Pelaksanaan Dwi Fungsi ABRI telah mengalami distorsi, khususnya tentang penafsiran terhadap fungsi sosial politik ABRI yang dilaksanakan sekedar alat rezim yang berkuasa untuk mendukung dan mempertahankan kekuasaan. Peran sosial-politik ABRI yang tercakup dalam konsep Dwi Fungsi ABRI, sudah saatnya ditinjau kembali agar lebih aktual dan seiring dengan perkembangan jaman modern, yang makin menuntut adanya spesialisasi peran.  Dengan demikian, sistem politik Indonesia dapat berjalan seperti yang selama ini berlangsung secara normal di dunia internasional.

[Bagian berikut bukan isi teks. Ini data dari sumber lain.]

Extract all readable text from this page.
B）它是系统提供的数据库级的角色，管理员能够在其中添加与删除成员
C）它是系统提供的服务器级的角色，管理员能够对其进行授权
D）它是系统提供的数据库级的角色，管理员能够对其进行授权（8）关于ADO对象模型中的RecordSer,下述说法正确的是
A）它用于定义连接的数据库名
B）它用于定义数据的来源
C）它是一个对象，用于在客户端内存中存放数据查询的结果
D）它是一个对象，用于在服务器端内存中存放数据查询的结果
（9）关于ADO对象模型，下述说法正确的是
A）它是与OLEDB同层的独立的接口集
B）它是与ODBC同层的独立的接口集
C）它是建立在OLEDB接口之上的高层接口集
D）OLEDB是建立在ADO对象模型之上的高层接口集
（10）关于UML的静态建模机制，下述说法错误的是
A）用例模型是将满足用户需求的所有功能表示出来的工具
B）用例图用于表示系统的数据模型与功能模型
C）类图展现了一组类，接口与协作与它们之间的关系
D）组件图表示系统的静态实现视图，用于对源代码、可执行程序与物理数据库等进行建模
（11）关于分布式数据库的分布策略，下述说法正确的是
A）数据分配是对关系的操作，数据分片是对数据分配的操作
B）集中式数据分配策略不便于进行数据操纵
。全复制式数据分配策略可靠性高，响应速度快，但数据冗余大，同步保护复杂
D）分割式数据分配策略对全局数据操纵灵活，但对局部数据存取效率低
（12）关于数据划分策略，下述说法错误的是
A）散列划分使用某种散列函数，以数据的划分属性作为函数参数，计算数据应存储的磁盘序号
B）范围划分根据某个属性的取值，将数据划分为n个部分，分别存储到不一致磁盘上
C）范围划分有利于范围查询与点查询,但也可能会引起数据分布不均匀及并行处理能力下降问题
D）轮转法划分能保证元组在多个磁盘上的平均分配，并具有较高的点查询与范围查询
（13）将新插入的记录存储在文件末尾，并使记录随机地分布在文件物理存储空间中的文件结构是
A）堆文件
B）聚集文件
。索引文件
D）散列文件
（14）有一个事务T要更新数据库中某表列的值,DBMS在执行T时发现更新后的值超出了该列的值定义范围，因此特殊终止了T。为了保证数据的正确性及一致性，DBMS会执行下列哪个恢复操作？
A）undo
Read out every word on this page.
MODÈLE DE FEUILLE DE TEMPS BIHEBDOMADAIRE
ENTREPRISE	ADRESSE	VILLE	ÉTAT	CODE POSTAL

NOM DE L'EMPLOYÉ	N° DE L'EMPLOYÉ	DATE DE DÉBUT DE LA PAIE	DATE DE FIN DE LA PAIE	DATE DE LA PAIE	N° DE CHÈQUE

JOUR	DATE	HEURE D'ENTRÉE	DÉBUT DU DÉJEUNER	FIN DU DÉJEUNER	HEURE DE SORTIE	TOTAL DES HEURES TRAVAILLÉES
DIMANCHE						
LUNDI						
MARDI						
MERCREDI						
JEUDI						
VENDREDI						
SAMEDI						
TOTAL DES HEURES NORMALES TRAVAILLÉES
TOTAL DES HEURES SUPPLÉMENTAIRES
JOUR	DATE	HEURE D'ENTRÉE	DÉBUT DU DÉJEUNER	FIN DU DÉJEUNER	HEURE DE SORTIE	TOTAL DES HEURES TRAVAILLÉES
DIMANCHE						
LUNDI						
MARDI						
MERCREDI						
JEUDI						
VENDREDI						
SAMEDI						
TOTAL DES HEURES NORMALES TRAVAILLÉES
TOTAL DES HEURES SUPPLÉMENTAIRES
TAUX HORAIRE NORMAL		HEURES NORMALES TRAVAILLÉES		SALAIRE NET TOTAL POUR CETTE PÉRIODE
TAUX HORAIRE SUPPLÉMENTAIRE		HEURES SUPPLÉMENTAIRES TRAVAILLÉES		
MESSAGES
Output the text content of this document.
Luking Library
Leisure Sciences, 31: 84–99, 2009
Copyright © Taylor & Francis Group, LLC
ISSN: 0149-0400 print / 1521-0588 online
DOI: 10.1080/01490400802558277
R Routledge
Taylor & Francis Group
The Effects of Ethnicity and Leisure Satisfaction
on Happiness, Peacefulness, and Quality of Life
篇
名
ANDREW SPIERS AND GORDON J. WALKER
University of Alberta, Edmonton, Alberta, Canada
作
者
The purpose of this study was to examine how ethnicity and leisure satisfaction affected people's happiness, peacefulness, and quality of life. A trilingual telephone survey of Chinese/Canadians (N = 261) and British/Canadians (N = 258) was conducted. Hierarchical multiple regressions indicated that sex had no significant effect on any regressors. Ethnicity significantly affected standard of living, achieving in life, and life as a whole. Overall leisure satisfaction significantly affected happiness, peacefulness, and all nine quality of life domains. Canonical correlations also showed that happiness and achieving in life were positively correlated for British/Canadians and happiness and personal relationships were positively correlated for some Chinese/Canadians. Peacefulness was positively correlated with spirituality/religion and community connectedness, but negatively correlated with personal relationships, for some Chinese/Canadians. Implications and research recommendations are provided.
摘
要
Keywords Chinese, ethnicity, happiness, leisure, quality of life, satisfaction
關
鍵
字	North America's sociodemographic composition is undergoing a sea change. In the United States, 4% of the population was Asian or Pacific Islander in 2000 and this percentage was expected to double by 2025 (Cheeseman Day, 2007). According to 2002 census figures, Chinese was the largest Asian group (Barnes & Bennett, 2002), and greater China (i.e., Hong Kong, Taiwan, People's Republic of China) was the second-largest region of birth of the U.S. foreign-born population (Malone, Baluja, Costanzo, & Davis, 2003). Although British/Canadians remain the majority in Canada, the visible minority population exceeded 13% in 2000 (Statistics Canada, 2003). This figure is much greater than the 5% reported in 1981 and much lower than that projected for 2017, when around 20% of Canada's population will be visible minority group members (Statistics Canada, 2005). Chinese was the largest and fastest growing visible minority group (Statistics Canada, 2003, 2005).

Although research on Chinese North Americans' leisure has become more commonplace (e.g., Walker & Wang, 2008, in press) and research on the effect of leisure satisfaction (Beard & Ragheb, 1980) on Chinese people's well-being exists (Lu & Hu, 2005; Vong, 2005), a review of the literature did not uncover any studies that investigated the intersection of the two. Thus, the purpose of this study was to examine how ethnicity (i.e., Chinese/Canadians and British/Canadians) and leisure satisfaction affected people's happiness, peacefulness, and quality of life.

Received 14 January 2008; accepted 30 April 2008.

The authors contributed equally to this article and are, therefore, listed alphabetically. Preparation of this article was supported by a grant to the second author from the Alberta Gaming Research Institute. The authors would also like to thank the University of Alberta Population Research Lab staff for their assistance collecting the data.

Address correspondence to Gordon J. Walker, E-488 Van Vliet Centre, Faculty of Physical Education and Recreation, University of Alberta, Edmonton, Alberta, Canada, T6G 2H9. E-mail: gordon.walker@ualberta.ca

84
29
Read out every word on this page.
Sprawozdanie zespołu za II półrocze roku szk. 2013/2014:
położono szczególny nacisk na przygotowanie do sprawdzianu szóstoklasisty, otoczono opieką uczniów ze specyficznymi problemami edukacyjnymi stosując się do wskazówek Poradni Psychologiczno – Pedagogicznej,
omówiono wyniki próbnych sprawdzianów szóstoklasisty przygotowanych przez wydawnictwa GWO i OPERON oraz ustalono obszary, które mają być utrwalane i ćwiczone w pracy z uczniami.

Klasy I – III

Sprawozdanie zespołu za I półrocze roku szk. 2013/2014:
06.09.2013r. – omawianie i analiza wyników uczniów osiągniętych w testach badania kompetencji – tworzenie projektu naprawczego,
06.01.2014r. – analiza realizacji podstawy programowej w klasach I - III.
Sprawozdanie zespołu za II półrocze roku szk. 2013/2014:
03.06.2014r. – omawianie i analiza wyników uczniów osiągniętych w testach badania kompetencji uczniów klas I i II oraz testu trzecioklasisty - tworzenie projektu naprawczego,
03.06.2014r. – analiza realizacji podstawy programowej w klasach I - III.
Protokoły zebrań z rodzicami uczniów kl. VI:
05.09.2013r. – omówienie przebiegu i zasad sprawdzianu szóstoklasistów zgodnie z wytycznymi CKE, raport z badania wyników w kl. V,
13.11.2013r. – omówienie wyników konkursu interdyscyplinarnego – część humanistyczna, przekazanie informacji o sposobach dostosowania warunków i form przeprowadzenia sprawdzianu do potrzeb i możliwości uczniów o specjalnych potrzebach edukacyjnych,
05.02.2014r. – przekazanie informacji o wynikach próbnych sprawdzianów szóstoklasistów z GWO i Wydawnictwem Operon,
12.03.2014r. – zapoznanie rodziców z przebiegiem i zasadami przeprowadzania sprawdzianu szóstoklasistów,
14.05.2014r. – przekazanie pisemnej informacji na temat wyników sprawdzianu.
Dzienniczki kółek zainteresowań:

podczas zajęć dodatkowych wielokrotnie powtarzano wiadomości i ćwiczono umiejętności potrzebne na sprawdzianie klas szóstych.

Setidaknya ada beberapa alasan yang bisa diungkap mengenai latar belakang penolakan terhadap Dwi Fungsi ABRI yaitu :
Dwi Fungsi ABRI telah mendorong tentara untuk terlalu jauh terlibat dalam pemerintahan. Dalam kenyataannya, dampak negatif seringkali lebih muncul. Kekuatan yang kuat di politik telah merangsang ABRI mengurusi atau menentukan bisnis di masyarakat. Bisnis ini dalam perkembangannya semakin memperkuat posisi tentara dalam pemerintahan, dan memperiferikan hak-hak ekonomi masyarakatnya.
    Dwi Fungsi ABRI nyata telah membuka penderitaan rakyat sipil. Tak jarang dengan kekuatannya, tentara melakukan penyiksaan, penculikan, pemenjaraan, penggusuran dan lain-lain. Sejarah politik di negeri ini sarat dengan keterlibatan tentara dalam setiap pengambilan kebijakan yang berhubungan dengan rakyat. Anehnya, tentara memihak ke negara bukan ke rakyat.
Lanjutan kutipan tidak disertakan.